En cuanto el padre hubo secundado lo dicho mediante un expresivo gesto de su mano, Uncas se tiró al suelo y avanzó en dirección al animal sigilosamente. Cuando estaba a tan sólo unos metros de distancia, colocó una flecha en su arco con el máximo cuidado, a la vez que el ciervo se volvía inquieto, como si hubiese detectado la presencia de un enemigo por medio de su olfato. Al momento se oyó respingar la cuerda del arco, y una ráfaga fugaz penetró en los arbustos, haciendo que el gamo herido saltase fuera de su escondite, para caer a los mismos pies de su enemigo oculto. Esquivando las astas del enfurecido animal, Uncas se abalanzó sobre él y hundió su cuchillo en el cuello del gamo, atravesándolo de un lado a otro, tras lo cual rodó hasta el borde del río, tiñendo las aguas con su sangre.

—Hecho con la habilidad de un indio —dijo el explorador, riéndose para sus adentros, aunque muy satisfecho—, ¡y fue todo un espectáculo, a pesar de que no bastó con una flecha, siendo necesario además un cuchillo para rematar la tarea!

—¡Hugh! —exclamó su compañero, volviéndose rápidamente, como un sabueso que hubiese detectado una presa.

—¡Por el buen Dios, habrá toda una manada de ellos! —gritó el explorador, cuyos ojos comenzaron a desvelar el ardor propio de sus actividades habituales—. ¡Si se ponen al alcance de mis balas, derribaré a uno de ellos, aunque puedan oírlo las seis naciones indias al completo! ¿Qué escuchas, Chingachgook? Para mis oídos, es como si el bosque estuviese mudo.

—Sólo hay un ciervo, y está muerto —dijo el indio, agachándose hasta que su oreja prácticamente tocaba en el suelo—. ¡Oigo todo tipo de pisadas!

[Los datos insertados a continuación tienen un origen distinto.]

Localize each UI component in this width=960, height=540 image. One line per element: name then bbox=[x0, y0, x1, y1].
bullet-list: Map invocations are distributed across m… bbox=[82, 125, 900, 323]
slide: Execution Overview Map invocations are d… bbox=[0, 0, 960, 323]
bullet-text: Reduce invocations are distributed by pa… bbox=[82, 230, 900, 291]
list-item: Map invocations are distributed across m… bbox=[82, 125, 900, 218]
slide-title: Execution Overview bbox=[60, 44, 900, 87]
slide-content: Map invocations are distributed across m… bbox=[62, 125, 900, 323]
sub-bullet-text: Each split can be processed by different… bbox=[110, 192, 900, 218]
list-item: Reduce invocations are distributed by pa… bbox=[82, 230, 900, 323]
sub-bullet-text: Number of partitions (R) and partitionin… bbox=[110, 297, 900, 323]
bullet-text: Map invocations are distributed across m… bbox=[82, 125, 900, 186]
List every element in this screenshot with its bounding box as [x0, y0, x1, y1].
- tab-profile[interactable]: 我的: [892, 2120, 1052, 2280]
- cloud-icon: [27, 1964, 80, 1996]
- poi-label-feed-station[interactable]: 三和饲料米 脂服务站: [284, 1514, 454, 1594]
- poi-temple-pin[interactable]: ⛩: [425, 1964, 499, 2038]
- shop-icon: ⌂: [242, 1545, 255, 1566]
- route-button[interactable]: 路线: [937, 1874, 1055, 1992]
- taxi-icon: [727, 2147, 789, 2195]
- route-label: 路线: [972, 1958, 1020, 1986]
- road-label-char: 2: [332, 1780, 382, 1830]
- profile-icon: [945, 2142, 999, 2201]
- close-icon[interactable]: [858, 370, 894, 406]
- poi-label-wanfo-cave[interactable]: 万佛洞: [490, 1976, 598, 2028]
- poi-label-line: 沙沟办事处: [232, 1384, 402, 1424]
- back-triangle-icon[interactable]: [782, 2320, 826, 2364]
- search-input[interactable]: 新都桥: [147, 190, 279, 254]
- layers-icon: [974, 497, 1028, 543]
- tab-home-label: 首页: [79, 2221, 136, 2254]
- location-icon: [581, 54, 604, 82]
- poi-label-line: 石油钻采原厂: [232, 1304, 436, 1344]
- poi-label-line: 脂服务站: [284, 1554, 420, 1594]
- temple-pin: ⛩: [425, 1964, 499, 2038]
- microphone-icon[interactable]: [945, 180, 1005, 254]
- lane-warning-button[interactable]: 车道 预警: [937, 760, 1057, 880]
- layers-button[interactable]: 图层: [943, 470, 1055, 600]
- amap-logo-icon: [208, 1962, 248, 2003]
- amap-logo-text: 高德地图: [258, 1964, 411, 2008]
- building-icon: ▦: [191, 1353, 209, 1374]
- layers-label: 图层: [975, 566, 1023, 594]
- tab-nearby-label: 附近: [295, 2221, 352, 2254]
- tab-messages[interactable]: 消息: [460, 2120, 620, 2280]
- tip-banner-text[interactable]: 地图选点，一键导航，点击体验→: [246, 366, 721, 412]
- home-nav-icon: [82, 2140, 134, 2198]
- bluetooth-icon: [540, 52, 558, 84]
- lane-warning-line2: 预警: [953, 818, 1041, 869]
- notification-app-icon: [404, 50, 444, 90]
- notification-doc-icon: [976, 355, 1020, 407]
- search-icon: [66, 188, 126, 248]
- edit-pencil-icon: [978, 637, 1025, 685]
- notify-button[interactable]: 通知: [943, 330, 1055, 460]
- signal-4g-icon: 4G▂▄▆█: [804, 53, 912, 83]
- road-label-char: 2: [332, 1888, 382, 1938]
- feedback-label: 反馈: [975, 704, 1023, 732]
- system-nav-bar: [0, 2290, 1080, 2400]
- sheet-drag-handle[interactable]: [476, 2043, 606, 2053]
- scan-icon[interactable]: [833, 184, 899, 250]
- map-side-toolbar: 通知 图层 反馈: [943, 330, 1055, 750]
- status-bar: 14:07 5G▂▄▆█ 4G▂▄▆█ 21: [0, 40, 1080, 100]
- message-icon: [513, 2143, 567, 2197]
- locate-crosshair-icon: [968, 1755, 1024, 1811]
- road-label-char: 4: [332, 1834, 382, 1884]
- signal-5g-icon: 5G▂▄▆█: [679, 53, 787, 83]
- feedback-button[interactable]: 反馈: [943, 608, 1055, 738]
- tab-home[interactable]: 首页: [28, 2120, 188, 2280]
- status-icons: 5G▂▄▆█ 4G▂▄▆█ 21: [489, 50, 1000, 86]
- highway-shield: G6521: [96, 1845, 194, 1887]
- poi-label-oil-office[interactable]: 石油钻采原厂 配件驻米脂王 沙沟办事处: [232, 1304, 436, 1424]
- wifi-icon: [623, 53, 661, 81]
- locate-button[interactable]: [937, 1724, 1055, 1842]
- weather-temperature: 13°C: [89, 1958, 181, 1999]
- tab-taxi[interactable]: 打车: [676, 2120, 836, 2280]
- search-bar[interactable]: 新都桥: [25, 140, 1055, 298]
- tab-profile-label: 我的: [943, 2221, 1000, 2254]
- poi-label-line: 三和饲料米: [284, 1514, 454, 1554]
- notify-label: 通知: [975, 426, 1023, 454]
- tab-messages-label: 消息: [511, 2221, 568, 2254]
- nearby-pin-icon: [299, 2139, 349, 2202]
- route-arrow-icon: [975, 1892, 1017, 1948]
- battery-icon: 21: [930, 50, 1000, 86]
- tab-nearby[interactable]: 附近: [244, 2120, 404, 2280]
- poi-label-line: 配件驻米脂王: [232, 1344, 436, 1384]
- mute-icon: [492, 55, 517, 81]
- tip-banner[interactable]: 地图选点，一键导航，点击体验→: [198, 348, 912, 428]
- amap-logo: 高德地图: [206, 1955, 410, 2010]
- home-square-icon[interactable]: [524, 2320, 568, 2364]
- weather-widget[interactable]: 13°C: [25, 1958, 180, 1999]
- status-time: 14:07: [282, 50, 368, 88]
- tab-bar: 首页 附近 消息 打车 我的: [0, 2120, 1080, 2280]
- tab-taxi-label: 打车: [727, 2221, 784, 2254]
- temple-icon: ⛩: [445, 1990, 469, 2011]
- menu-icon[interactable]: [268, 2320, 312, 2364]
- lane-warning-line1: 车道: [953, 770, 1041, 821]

—Quizá sean lobos que se han llevado el gamo a su guarida y continúan siguiendo el rastro de la manada.

—No. ¡Se acercan caballos de hombres blancos! —contestó el otro, levantándose con dignidad y volviendo a sentarse sobre el tronco con la misma compostura que antes—. Ojo de halcón, son hermanos tuyos; habla con ellos.

—Eso haré, y hablando en un inglés que ni el mismísimo rey se avergonzaría de contestar —correspondió el cazador, hablando en el idioma del cual presumía—. Mas no veo nada, ni oigo hombres ni bestias; resulta extraño que un indio comprenda los sonidos hechos por los blancos mejor que uno que, como sus mismos enemigos reconocerán, es de pura raza blanca, ¡aunque haya vivido tanto tiempo entre pieles rojas que podría dar lugar a dudas! ¡Atención! Algo sonó, una rama seca, ahora yo también oigo que los arbustos se mueven… sí, sí, un murmullo que había confundido con el ruido de las cataratas y… pero si ya vienen. ¡Dios les proteja de los iroqueses!